その他に、こちらでは、毎日30種類以上の料理がバイキングで食べられます。その料理は、地域のお母さんたちが旬の食材を使って作る季節の郷土料理。よもぎや明日葉、ヤーコンの天ぷら、独活の酢の物、鰊の昆布巻き、麩の辛し和え、北陸ならではのとろろ昆布のおにぎりなど・・・・。どの料理も優しくて、ほっこりとし、ついついたくさん食べてしまいます。

さて、もう一つご紹介したい地域に伝わるご飯料理があります。北国街道の宿場町、今庄宿に伝わる「茶飯」。炒った大豆と大豆入り番茶で作るおこわです。

福井では、大豆を使った食品が数多く食べられています。
その中でも県民が普段よく飲んでいる「豆入り番茶」があります。玄米茶の煎り大豆版といったところですが、煎り豆の香ばしさがお茶を美味しくしてくれます。
フライパンでじっくりと炒った大豆(左)の外殻を丁寧に取ったもの(右)を豆入り番茶ともち米とうるち米で炊かれます。私も作ってみましたが、大豆の外殻を取り除く作業が結構大変で、見た目はシンプルなのにとても手間のかかる料理です。

そのルーツは、奈良の東大寺や興福寺の僧房で食べられていた茶粥が旅人によって伝えられたものと言われています(諸説あり)。良質なたんぱく源の大豆と腹持ちの良いもち米を食べることで、旅人の栄養源として作られていた今庄宿の伝承料理の一つです。
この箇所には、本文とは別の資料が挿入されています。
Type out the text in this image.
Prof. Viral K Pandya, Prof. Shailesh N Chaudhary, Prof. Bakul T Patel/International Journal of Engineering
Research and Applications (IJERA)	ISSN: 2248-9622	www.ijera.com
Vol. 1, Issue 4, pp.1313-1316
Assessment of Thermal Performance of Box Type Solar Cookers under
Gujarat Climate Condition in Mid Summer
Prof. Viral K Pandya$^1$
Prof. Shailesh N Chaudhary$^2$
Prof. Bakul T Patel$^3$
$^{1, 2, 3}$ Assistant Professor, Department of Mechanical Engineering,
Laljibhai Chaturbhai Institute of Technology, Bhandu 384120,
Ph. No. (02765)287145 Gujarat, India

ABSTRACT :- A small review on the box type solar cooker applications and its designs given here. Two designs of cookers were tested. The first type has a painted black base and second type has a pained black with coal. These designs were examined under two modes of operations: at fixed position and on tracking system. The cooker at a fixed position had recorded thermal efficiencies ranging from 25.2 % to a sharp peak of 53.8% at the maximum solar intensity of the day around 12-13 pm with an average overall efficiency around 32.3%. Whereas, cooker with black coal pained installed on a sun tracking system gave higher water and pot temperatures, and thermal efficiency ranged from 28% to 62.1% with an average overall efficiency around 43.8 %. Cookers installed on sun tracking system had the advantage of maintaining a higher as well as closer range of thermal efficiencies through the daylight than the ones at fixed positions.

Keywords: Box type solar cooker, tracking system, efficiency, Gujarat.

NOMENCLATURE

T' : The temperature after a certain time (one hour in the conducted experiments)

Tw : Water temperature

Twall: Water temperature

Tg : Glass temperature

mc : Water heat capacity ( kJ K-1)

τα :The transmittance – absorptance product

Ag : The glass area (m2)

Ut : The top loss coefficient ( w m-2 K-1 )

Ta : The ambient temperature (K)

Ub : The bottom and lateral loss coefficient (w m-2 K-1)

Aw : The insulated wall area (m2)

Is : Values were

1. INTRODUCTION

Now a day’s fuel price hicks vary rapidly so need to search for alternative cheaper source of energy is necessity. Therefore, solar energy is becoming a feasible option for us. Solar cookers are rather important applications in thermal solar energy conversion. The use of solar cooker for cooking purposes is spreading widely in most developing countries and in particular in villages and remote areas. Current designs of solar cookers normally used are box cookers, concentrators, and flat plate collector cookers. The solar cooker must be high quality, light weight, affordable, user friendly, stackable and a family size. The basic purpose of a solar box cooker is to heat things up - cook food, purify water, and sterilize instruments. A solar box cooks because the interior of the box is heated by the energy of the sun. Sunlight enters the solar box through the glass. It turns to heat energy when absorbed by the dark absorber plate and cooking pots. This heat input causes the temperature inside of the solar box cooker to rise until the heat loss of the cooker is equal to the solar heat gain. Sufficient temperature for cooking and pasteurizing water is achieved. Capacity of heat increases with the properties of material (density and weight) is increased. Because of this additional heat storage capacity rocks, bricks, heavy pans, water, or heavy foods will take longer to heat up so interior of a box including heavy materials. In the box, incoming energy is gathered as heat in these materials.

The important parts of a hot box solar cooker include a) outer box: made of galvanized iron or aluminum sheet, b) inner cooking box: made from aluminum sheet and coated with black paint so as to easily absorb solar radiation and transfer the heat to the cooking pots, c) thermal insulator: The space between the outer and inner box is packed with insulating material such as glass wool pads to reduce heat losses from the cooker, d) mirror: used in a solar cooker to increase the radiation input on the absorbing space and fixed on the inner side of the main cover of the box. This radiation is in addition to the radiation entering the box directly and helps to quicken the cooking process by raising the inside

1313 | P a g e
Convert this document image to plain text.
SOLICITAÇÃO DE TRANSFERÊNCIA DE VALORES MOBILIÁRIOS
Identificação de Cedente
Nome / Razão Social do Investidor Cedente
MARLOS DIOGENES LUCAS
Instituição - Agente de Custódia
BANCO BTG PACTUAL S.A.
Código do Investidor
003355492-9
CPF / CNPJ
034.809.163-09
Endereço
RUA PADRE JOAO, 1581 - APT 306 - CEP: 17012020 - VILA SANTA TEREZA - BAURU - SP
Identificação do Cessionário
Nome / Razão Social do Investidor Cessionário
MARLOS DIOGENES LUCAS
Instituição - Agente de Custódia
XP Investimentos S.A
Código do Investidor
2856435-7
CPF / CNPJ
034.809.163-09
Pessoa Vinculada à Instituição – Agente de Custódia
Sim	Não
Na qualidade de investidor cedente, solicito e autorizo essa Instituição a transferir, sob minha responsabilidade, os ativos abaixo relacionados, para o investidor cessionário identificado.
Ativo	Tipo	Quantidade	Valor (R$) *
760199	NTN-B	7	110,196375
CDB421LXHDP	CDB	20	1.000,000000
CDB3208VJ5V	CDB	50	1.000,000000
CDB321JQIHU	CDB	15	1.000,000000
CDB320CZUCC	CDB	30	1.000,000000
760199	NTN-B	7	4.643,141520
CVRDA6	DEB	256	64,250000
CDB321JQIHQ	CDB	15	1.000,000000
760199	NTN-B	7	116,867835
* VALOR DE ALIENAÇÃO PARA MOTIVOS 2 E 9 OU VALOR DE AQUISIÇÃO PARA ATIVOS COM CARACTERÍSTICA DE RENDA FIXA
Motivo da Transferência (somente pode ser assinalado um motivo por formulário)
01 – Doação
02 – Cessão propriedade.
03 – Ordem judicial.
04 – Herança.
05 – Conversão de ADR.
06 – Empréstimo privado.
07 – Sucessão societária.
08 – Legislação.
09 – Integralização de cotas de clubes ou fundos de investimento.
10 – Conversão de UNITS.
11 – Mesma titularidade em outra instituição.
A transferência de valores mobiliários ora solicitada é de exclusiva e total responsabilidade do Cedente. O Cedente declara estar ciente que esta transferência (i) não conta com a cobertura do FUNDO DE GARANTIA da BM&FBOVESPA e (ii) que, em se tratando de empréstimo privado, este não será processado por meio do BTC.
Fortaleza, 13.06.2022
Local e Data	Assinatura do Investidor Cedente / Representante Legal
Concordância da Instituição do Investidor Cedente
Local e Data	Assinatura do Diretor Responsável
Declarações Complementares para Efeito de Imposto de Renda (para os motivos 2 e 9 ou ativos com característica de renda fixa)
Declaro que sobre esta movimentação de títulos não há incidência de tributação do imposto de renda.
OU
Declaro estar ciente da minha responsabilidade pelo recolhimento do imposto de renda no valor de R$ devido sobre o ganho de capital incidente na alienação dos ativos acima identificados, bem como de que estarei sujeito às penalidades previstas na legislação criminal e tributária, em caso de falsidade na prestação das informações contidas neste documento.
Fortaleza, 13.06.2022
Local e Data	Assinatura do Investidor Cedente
今回は、福井で昔から食べられている伝承料理のご飯ものをほんの一部ご紹介しました。日本中には様々な伝承料理があることでしょう。どこか懐かしくて、ほっとする味、これからも変わることなく食べ伝えていきたいとおもいます。

福井県のまつのベジフルサポーター、野菜ソムリエプロ、だしソムリエ協会認定講師の水嶋昭代でした。